For many years the Exchange was just as well-known for its Restaurant as for its shop. The collection includes menus, recipes, and cookbooks from the Restaurant, as well as numerous newspaper and magazine articles which comment on the experience of dining at the Exchange. Also of interest are the publications produced by the Exchange. In particular, the Exchange Revue, a magazine/catalog first published in 1936 contains articles on the subjects of fashion and beauty, housekeeping, entertaining, home decorating, literature, film, and theater, in addition to advertisements for local businesses and news about the Exchange.

The collection also contains materials related to public relations efforts of the Exchange. Press releases and PR strategies mainly date from the 1990s, but newspaper clippings and advertisements have been preserved from as early as 1919.
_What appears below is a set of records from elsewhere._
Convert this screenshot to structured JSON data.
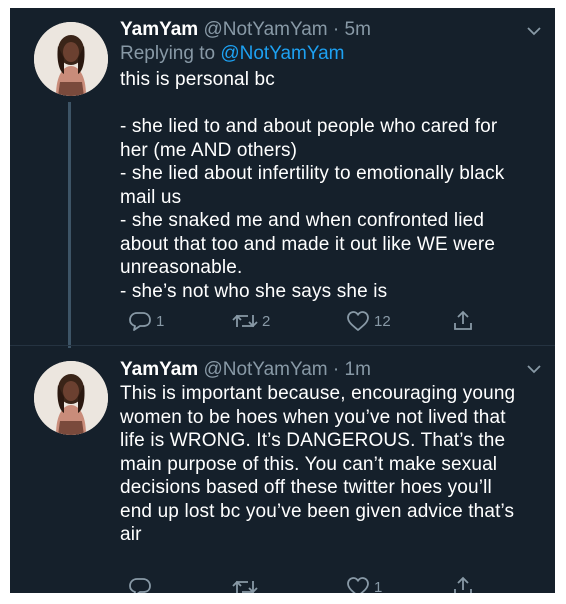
{
  "tweets": [
    {
      "name": "YamYam",
      "handle": "@NotYamYam",
      "separator": " · ",
      "time": "5m",
      "replying_prefix": "Replying to ",
      "replying_to": "@NotYamYam",
      "text": "this is personal bc\n\n- she lied to and about people who cared for her (me AND others)\n- she lied about infertility to emotionally black mail us\n- she snaked me and when confronted lied about that too and made it out like WE were unreasonable.\n- she’s not who she says she is",
      "replies": "1",
      "retweets": "2",
      "likes": "12"
    },
    {
      "name": "YamYam",
      "handle": "@NotYamYam",
      "separator": " · ",
      "time": "1m",
      "text": "This is important because, encouraging young women to be hoes when you’ve not lived that life is WRONG. It’s DANGEROUS. That’s the main purpose of this. You can’t make sexual decisions based off these twitter hoes you’ll end up lost bc you’ve been given advice that’s air",
      "replies": "",
      "retweets": "",
      "likes": "1"
    }
  ],
  "colors": {
    "background": "#15202b",
    "text": "#ffffff",
    "secondary": "#8899a6",
    "link": "#1da1f2"
  },
  "icons": [
    "avatar",
    "chevron-down-icon",
    "reply-icon",
    "retweet-icon",
    "like-icon",
    "share-icon"
  ]
}
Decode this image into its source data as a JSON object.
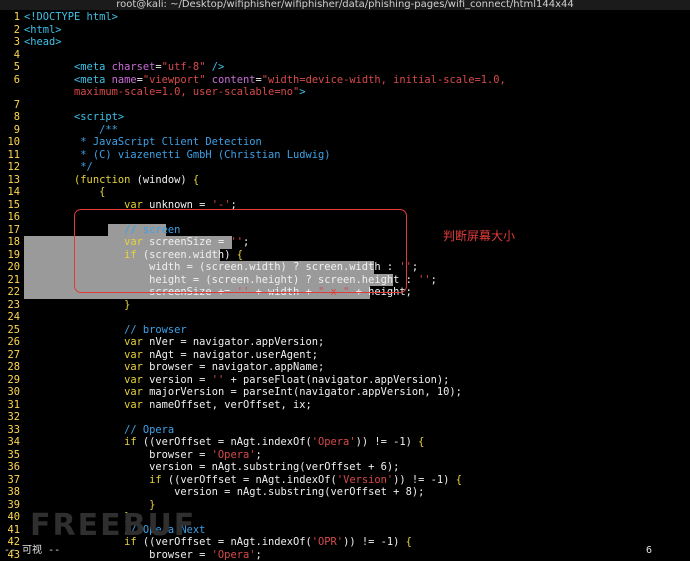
{
  "window": {
    "title": "root@kali: ~/Desktop/wifiphisher/wifiphisher/data/phishing-pages/wifi_connect/html144x44"
  },
  "colors": {
    "tag": "#3ec1e6",
    "attr": "#c86dd7",
    "string": "#d74a4a",
    "keyword": "#e6d33d",
    "comment": "#3ea1e6",
    "plain": "#f0f0f0",
    "line_number": "#ffd84d",
    "selection": "#9a9a9a",
    "annotation": "#e23a3a"
  },
  "code_lines": [
    {
      "n": "1",
      "segs": [
        [
          "tag",
          "<!DOCTYPE html>"
        ]
      ]
    },
    {
      "n": "2",
      "segs": [
        [
          "tag",
          "<html>"
        ]
      ]
    },
    {
      "n": "3",
      "segs": [
        [
          "tag",
          "<head>"
        ]
      ]
    },
    {
      "n": "4",
      "segs": []
    },
    {
      "n": "5",
      "segs": [
        [
          "pl",
          "        "
        ],
        [
          "tag",
          "<meta "
        ],
        [
          "attr",
          "charset"
        ],
        [
          "pl",
          "="
        ],
        [
          "str",
          "\"utf-8\""
        ],
        [
          "tag",
          " />"
        ]
      ]
    },
    {
      "n": "6",
      "segs": [
        [
          "pl",
          "        "
        ],
        [
          "tag",
          "<meta "
        ],
        [
          "attr",
          "name"
        ],
        [
          "pl",
          "="
        ],
        [
          "str",
          "\"viewport\""
        ],
        [
          "tag",
          " "
        ],
        [
          "attr",
          "content"
        ],
        [
          "pl",
          "="
        ],
        [
          "str",
          "\"width=device-width, initial-scale=1.0,"
        ]
      ]
    },
    {
      "n": "",
      "segs": [
        [
          "str",
          "        maximum-scale=1.0, user-scalable=no\""
        ],
        [
          "tag",
          ">"
        ]
      ]
    },
    {
      "n": "7",
      "segs": []
    },
    {
      "n": "8",
      "segs": [
        [
          "pl",
          "        "
        ],
        [
          "tag",
          "<script>"
        ]
      ]
    },
    {
      "n": "9",
      "segs": [
        [
          "cm",
          "            /**"
        ]
      ]
    },
    {
      "n": "10",
      "segs": [
        [
          "cm",
          "         * JavaScript Client Detection"
        ]
      ]
    },
    {
      "n": "11",
      "segs": [
        [
          "cm",
          "         * (C) viazenetti GmbH (Christian Ludwig)"
        ]
      ]
    },
    {
      "n": "12",
      "segs": [
        [
          "cm",
          "         */"
        ]
      ]
    },
    {
      "n": "13",
      "segs": [
        [
          "pl",
          "        "
        ],
        [
          "kw",
          "(function"
        ],
        [
          "pl",
          " (window) "
        ],
        [
          "kw",
          "{"
        ]
      ]
    },
    {
      "n": "14",
      "segs": [
        [
          "kw",
          "            {"
        ]
      ]
    },
    {
      "n": "15",
      "segs": [
        [
          "pl",
          "                "
        ],
        [
          "kw",
          "var"
        ],
        [
          "pl",
          " unknown = "
        ],
        [
          "str",
          "'-'"
        ],
        [
          "pl",
          ";"
        ]
      ]
    },
    {
      "n": "16",
      "segs": []
    },
    {
      "n": "17",
      "hl": [
        108,
        166
      ],
      "segs": [
        [
          "cm",
          "                // screen"
        ]
      ]
    },
    {
      "n": "18",
      "hl": [
        24,
        232
      ],
      "segs": [
        [
          "pl",
          "                "
        ],
        [
          "kw",
          "var"
        ],
        [
          "pl",
          " screenSize = "
        ],
        [
          "str",
          "''"
        ],
        [
          "pl",
          ";"
        ]
      ]
    },
    {
      "n": "19",
      "hl": [
        24,
        220
      ],
      "segs": [
        [
          "pl",
          "                "
        ],
        [
          "kw",
          "if"
        ],
        [
          "pl",
          " (screen.width) "
        ],
        [
          "kw",
          "{"
        ]
      ]
    },
    {
      "n": "20",
      "hl": [
        24,
        374
      ],
      "segs": [
        [
          "pl",
          "                    width = (screen.width) ? screen.width : "
        ],
        [
          "str",
          "''"
        ],
        [
          "pl",
          ";"
        ]
      ]
    },
    {
      "n": "21",
      "hl": [
        24,
        393
      ],
      "segs": [
        [
          "pl",
          "                    height = (screen.height) ? screen.height : "
        ],
        [
          "str",
          "''"
        ],
        [
          "pl",
          ";"
        ]
      ]
    },
    {
      "n": "22",
      "hl": [
        24,
        370
      ],
      "segs": [
        [
          "pl",
          "                    screenSize += "
        ],
        [
          "str",
          "''"
        ],
        [
          "pl",
          " + width + "
        ],
        [
          "str",
          "\" x \""
        ],
        [
          "pl",
          " + height;"
        ]
      ]
    },
    {
      "n": "23",
      "segs": [
        [
          "kw",
          "                }"
        ]
      ]
    },
    {
      "n": "24",
      "segs": []
    },
    {
      "n": "25",
      "segs": [
        [
          "cm",
          "                // browser"
        ]
      ]
    },
    {
      "n": "26",
      "segs": [
        [
          "pl",
          "                "
        ],
        [
          "kw",
          "var"
        ],
        [
          "pl",
          " nVer = navigator.appVersion;"
        ]
      ]
    },
    {
      "n": "27",
      "segs": [
        [
          "pl",
          "                "
        ],
        [
          "kw",
          "var"
        ],
        [
          "pl",
          " nAgt = navigator.userAgent;"
        ]
      ]
    },
    {
      "n": "28",
      "segs": [
        [
          "pl",
          "                "
        ],
        [
          "kw",
          "var"
        ],
        [
          "pl",
          " browser = navigator.appName;"
        ]
      ]
    },
    {
      "n": "29",
      "segs": [
        [
          "pl",
          "                "
        ],
        [
          "kw",
          "var"
        ],
        [
          "pl",
          " version = "
        ],
        [
          "str",
          "''"
        ],
        [
          "pl",
          " + parseFloat(navigator.appVersion);"
        ]
      ]
    },
    {
      "n": "30",
      "segs": [
        [
          "pl",
          "                "
        ],
        [
          "kw",
          "var"
        ],
        [
          "pl",
          " majorVersion = parseInt(navigator.appVersion, 10);"
        ]
      ]
    },
    {
      "n": "31",
      "segs": [
        [
          "pl",
          "                "
        ],
        [
          "kw",
          "var"
        ],
        [
          "pl",
          " nameOffset, verOffset, ix;"
        ]
      ]
    },
    {
      "n": "32",
      "segs": []
    },
    {
      "n": "33",
      "segs": [
        [
          "cm",
          "                // Opera"
        ]
      ]
    },
    {
      "n": "34",
      "segs": [
        [
          "pl",
          "                "
        ],
        [
          "kw",
          "if"
        ],
        [
          "pl",
          " ((verOffset = nAgt.indexOf("
        ],
        [
          "str",
          "'Opera'"
        ],
        [
          "pl",
          ")) != -1) "
        ],
        [
          "kw",
          "{"
        ]
      ]
    },
    {
      "n": "35",
      "segs": [
        [
          "pl",
          "                    browser = "
        ],
        [
          "str",
          "'Opera'"
        ],
        [
          "pl",
          ";"
        ]
      ]
    },
    {
      "n": "36",
      "segs": [
        [
          "pl",
          "                    version = nAgt.substring(verOffset + 6);"
        ]
      ]
    },
    {
      "n": "37",
      "segs": [
        [
          "pl",
          "                    "
        ],
        [
          "kw",
          "if"
        ],
        [
          "pl",
          " ((verOffset = nAgt.indexOf("
        ],
        [
          "str",
          "'Version'"
        ],
        [
          "pl",
          ")) != -1) "
        ],
        [
          "kw",
          "{"
        ]
      ]
    },
    {
      "n": "38",
      "segs": [
        [
          "pl",
          "                        version = nAgt.substring(verOffset + 8);"
        ]
      ]
    },
    {
      "n": "39",
      "segs": [
        [
          "kw",
          "                    }"
        ]
      ]
    },
    {
      "n": "40",
      "segs": [
        [
          "kw",
          "                }"
        ]
      ]
    },
    {
      "n": "41",
      "segs": [
        [
          "cm",
          "                // Opera Next"
        ]
      ]
    },
    {
      "n": "42",
      "segs": [
        [
          "pl",
          "                "
        ],
        [
          "kw",
          "if"
        ],
        [
          "pl",
          " ((verOffset = nAgt.indexOf("
        ],
        [
          "str",
          "'OPR'"
        ],
        [
          "pl",
          ")) != -1) "
        ],
        [
          "kw",
          "{"
        ]
      ]
    },
    {
      "n": "43",
      "segs": [
        [
          "pl",
          "                    browser = "
        ],
        [
          "str",
          "'Opera'"
        ],
        [
          "pl",
          ";"
        ]
      ]
    }
  ],
  "status": {
    "mode": "-- 可视 --",
    "count": "6"
  },
  "annotation": {
    "text": "判断屏幕大小"
  },
  "watermark": {
    "text": "FREEBUF"
  }
}
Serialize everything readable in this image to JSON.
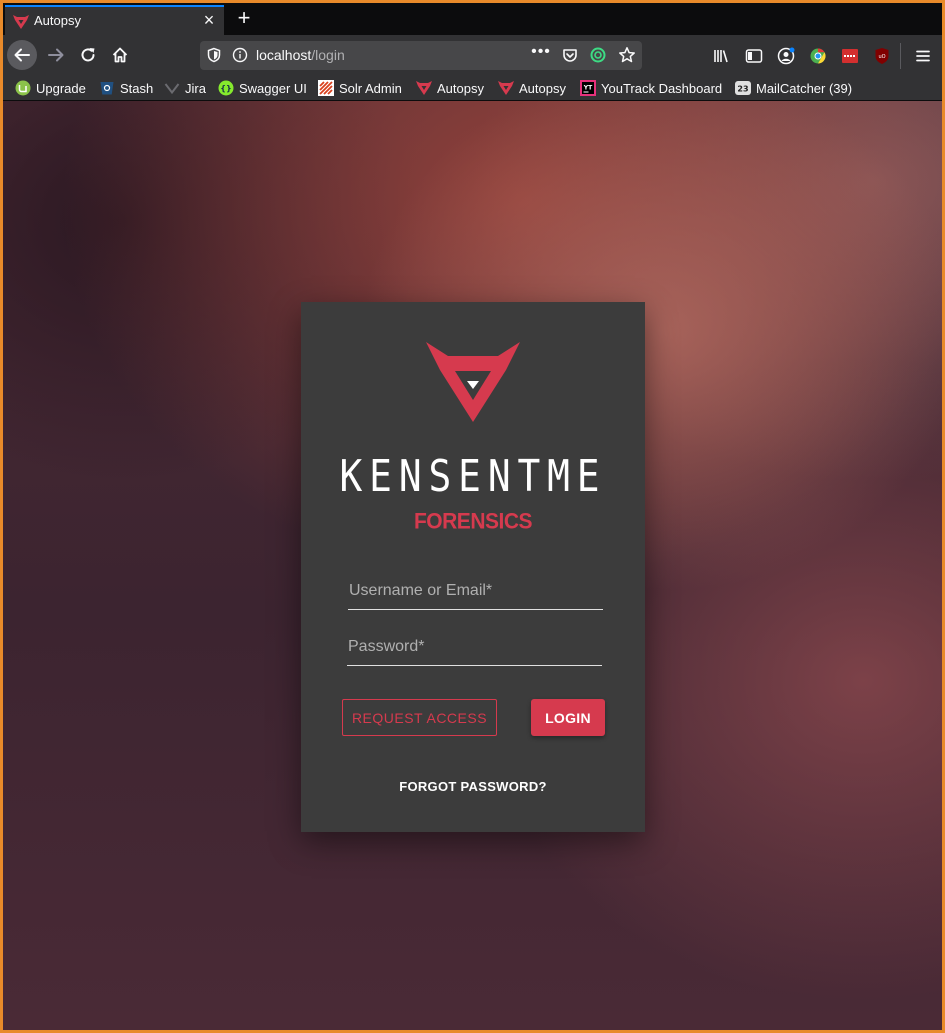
{
  "tab": {
    "title": "Autopsy",
    "close_glyph": "×",
    "new_tab_glyph": "+"
  },
  "url": {
    "host": "localhost",
    "path": "/login",
    "more_glyph": "•••"
  },
  "bookmarks": [
    {
      "label": "Upgrade",
      "icon": "mint-icon"
    },
    {
      "label": "Stash",
      "icon": "stash-icon"
    },
    {
      "label": "Jira",
      "icon": "jira-icon"
    },
    {
      "label": "Swagger UI",
      "icon": "swagger-icon"
    },
    {
      "label": "Solr Admin",
      "icon": "solr-icon"
    },
    {
      "label": "Autopsy",
      "icon": "autopsy-icon"
    },
    {
      "label": "Autopsy",
      "icon": "autopsy-icon"
    },
    {
      "label": "YouTrack Dashboard",
      "icon": "youtrack-icon"
    },
    {
      "label": "MailCatcher (39)",
      "icon": "mailcatcher-icon"
    }
  ],
  "login": {
    "brand": "KENSENTME",
    "subtitle": "FORENSICS",
    "username_placeholder": "Username or Email*",
    "password_placeholder": "Password*",
    "request_access_label": "REQUEST ACCESS",
    "login_label": "LOGIN",
    "forgot_label": "FORGOT PASSWORD?"
  },
  "colors": {
    "accent": "#d63a4e",
    "card": "#3c3c3c",
    "chrome": "#323234",
    "tabstrip": "#0c0c0d",
    "window_frame": "#e88a2a"
  }
}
The collection is organized into the following thirteen series:

  1. Series I. Minutes, 1878-1997
  2. Series II. Corporate Documents, 1878-1987, n.d.
  3. Series III. Financial Documents, 1911-1997, n.d.
  4. Series IV. Real Estate Documents, 1914-2000
  5. Series V. Correspondence, 1878-2003, n.d.
  6. Series VI. Menus and Recipes, 1937-1980, n.d.
  7. Series VII. Publications, 1894-1994, n.d.
  8. Series VIII. Advertising and Public Relations Materials, 1918-2002
  9. Series IX. Fundraising, 1879-2000, n.d.
  10. Series X. Photogrpahs and Video, 1981-1990, n.d.
  11. Series XI. Historical Information, 1891-1998, n.d.
  12. Series XII. Other Exchanges and the Federation of Woman's Exchanges, 1879-2000, n.d.
  13. Series XIII. In-Store Displays and Exhibits, n.d.

The materials are arranged chronologically within each series.